El hermano Pinower respondió con una risita.
—Vanguard está en guerra. Aquí todos lo saben.
—El camino que ofrezco lleva hacia la libertad, con tierras y con una posición.
—O acabar en la barriga de un goblin. Tienen fama de comerse vivos a sus enemigos.
Dawson dio un suspiro resignado.
—Tienes tres… —dijo el hermano Pinower con tono que de repente era más esperanzado—. Son tres más que cuando llegaste, y puedes estar seguro de que el hermano Artolivan no permitirá que te marches sólo con eso.
—¿Va a enviar monjes?
—No, por supuesto que no, pues no nos sobra ninguno —respondió el hermano Pinower—. Al menos en estos tiempos que corren. Pero tenemos gemas que podrían servir a los hermanos del Monasterio Pellinor.
—El Monasterio Pellinor ha caído —dijo Dawson.
—Esperamos que sea una situación pasajera. Los rumores que llegan del norte ya hablan de su reconstrucción, con vigor y determinación renovados. Y muchos de los hermanos de Pellinor siguen vivos.
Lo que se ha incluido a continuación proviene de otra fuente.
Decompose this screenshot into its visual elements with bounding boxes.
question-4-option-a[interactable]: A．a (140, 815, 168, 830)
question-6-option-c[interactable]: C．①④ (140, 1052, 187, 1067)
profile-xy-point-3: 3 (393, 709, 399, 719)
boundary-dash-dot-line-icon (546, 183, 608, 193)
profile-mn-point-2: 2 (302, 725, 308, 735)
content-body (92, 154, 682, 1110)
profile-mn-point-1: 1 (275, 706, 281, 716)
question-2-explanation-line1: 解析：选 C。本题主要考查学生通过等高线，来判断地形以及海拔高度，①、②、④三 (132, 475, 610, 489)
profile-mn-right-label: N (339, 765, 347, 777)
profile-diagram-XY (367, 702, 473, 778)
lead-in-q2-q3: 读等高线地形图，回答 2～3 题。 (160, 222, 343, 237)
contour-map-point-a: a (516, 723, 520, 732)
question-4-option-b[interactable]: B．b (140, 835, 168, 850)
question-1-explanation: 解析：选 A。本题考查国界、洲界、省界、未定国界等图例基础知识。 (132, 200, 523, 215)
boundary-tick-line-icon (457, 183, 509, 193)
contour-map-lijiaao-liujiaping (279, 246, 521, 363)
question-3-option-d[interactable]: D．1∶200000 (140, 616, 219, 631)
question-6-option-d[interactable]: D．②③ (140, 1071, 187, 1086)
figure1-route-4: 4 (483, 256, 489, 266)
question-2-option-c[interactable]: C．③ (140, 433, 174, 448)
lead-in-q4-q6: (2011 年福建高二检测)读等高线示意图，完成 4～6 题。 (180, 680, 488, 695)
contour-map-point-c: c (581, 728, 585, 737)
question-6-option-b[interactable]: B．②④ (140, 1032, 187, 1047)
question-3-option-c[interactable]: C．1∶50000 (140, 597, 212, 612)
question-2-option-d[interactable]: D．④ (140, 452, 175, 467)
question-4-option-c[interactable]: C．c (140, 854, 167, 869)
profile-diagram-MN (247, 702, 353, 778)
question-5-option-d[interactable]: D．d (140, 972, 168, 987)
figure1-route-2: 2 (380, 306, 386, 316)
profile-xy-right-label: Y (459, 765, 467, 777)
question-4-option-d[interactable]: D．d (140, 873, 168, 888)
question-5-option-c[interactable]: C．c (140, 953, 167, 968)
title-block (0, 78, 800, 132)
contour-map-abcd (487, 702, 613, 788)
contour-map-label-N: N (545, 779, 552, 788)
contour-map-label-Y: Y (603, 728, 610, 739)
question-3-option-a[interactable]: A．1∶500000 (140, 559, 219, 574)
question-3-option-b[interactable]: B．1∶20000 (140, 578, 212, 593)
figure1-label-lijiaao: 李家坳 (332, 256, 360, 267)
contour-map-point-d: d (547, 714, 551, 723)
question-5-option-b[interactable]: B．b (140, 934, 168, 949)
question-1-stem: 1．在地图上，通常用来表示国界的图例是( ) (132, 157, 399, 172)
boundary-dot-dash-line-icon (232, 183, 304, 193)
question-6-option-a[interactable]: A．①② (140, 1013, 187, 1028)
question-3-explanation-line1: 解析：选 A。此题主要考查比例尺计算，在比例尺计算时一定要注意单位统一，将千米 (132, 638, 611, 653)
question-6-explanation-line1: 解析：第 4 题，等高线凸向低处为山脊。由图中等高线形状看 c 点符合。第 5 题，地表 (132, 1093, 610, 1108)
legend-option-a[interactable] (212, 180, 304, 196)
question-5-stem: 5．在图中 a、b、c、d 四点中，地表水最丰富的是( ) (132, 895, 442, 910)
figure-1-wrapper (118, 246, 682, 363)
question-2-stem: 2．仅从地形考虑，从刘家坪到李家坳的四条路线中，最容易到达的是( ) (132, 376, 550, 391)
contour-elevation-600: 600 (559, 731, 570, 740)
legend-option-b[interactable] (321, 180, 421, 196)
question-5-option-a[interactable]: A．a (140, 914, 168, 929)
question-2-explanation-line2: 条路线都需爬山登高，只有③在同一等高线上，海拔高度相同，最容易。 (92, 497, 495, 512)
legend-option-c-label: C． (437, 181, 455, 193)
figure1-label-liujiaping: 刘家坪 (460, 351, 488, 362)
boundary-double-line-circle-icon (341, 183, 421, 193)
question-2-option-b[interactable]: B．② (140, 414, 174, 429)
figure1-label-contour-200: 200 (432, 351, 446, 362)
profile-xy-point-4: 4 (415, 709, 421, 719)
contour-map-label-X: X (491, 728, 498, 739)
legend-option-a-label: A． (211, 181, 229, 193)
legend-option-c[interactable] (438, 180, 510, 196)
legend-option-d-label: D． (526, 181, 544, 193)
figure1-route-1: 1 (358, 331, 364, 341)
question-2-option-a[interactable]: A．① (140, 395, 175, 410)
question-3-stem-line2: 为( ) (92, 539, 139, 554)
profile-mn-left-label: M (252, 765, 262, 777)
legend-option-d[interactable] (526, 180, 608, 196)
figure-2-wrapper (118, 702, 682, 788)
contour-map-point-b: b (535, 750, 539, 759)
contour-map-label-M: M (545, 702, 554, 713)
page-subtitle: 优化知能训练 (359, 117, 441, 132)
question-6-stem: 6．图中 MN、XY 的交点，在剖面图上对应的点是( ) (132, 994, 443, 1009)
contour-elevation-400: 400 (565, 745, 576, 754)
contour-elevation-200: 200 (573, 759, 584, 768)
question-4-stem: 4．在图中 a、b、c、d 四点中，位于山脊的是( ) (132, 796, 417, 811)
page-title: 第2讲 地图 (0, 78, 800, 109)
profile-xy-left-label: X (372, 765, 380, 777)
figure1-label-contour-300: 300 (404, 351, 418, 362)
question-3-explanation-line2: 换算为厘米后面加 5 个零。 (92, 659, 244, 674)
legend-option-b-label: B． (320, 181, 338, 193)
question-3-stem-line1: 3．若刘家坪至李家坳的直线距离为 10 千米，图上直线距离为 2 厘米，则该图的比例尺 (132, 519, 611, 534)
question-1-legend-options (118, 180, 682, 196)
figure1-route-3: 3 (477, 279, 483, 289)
Reforzaremos sus filas, y las tuyas, con gemas y materiales. Ya he hablado de esto con el padre Artolivan y me ha dado todo tipo de garantías.
Dawson asintió.
—La dama Gwydre agradecerá su apoyo, pero tengo una bodega que llenar con hombres aptos para combatir, y hasta el momento sólo tres han accedido, y eso por más dinero del que tenía intención de ofrecer. Necesito cincuenta, hermano, para que mi viaje hasta aquí justifique el tiempo y los gastos de la dama Gwydre, a pesar de tu generosa oferta de gemas y materiales. Lo único que nos hace falta son guerreros válidos.
—Paciencia, entonces —dijo el hermano Pinower—. La lucha arrecia en todo Honce, y semana tras semana llegan nuevos trabajadores. Tal vez pueda hablar con el hermano Shinnigord, que se encarga de ellos, para que use el látigo con mayor liberalidad y hacer así que tu oferta sea un poco más tentadora.
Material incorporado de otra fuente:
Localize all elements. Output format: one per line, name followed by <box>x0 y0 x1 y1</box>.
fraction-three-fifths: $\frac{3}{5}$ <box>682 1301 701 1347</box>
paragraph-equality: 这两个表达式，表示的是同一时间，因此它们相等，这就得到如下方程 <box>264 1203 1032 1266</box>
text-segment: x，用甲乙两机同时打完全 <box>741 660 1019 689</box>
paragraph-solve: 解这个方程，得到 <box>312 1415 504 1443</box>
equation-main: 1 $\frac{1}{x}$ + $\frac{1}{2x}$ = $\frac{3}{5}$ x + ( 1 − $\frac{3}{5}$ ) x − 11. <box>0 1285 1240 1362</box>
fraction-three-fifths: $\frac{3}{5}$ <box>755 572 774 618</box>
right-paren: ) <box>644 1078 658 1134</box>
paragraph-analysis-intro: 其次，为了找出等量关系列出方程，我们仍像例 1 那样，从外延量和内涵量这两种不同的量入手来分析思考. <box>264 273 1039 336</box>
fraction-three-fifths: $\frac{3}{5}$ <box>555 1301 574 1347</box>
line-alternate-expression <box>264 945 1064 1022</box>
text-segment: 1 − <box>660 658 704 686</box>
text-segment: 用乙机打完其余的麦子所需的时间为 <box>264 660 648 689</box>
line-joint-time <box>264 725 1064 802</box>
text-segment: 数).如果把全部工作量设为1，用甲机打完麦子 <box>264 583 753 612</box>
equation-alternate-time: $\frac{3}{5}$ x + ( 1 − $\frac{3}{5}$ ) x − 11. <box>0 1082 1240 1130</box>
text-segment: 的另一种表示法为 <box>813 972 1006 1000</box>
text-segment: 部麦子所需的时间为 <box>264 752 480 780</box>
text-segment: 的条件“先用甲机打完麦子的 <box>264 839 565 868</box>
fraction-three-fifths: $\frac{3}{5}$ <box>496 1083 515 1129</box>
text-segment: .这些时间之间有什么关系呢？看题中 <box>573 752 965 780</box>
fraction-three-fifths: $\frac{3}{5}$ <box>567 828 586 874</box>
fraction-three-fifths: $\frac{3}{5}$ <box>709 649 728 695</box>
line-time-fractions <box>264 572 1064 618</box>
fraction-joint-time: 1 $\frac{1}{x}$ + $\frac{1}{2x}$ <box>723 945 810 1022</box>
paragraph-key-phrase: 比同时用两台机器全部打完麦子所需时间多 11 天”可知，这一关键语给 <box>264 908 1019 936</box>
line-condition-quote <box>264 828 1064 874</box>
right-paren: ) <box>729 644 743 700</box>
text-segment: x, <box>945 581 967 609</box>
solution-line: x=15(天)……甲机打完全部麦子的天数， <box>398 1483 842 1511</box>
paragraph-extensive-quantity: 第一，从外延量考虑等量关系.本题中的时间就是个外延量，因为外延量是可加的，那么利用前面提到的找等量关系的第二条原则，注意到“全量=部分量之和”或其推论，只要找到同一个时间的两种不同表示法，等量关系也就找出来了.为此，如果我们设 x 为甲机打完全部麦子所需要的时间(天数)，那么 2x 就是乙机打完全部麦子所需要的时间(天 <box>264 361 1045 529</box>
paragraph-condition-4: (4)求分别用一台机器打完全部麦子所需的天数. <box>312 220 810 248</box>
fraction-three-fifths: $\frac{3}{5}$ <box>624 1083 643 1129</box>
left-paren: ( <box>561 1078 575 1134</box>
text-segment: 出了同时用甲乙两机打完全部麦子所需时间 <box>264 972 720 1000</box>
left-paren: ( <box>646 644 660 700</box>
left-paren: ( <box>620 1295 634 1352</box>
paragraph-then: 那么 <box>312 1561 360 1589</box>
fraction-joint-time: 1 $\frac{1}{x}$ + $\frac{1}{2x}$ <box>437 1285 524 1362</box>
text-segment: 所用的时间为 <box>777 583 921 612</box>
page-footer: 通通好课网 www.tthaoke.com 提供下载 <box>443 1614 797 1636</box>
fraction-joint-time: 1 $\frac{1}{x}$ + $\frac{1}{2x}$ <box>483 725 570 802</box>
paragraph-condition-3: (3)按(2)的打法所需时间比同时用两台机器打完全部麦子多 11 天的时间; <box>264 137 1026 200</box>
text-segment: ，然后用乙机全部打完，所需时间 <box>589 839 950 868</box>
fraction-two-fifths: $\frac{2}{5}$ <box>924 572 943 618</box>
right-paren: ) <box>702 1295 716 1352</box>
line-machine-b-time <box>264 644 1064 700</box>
—Eso sería de agradecer —dijo Dawson con una inclinación de cabeza.
El hermano Pinower hizo un gesto, restándole importancia.
—En este momento tenemos exceso de trabajadores —dijo—, y llegan más cada día, sin parar. Tal vez podamos convencer al padre Artolivan de que plantee tus inquietudes a los lairds Ethelbert y Delaval, a fin de que accedan a desviar el excedente directamente a la dama Gwydre.
—Eso le prestaría un gran servicio a Vanguard, hermano —respondió Dawson atropelladamente.
Era una oferta de la que le habría gustado hablar, pero una conmoción que surgió a un lado hizo que ambos se volvieran hacia la puerta de la capilla propiamente dicha, adonde se dirigía un joven hermano con un par de los monjes de más alta categoría.
—El hermano Fatuus de Palmarisburgo —le explicó el hermano Pinower a Dawson—. Llegó hoy mismo a matacaballo, con noticias urgentes para el padre Artolivan.
—¿Noticias de interés para mí y para mi causa?
El hermano Pinower se encogió de hombros y prometió volver pronto, con lo cual Dawson volvió a dirigirse hacia los grupos de trabajo para continuar con sus propuestas.
—Tres… —dijo entre dientes, mientras atravesaba el patio, y se estremeció pensando en cómo lo apostrofaría la dama Gwydre si volvía con refuerzos tan magros.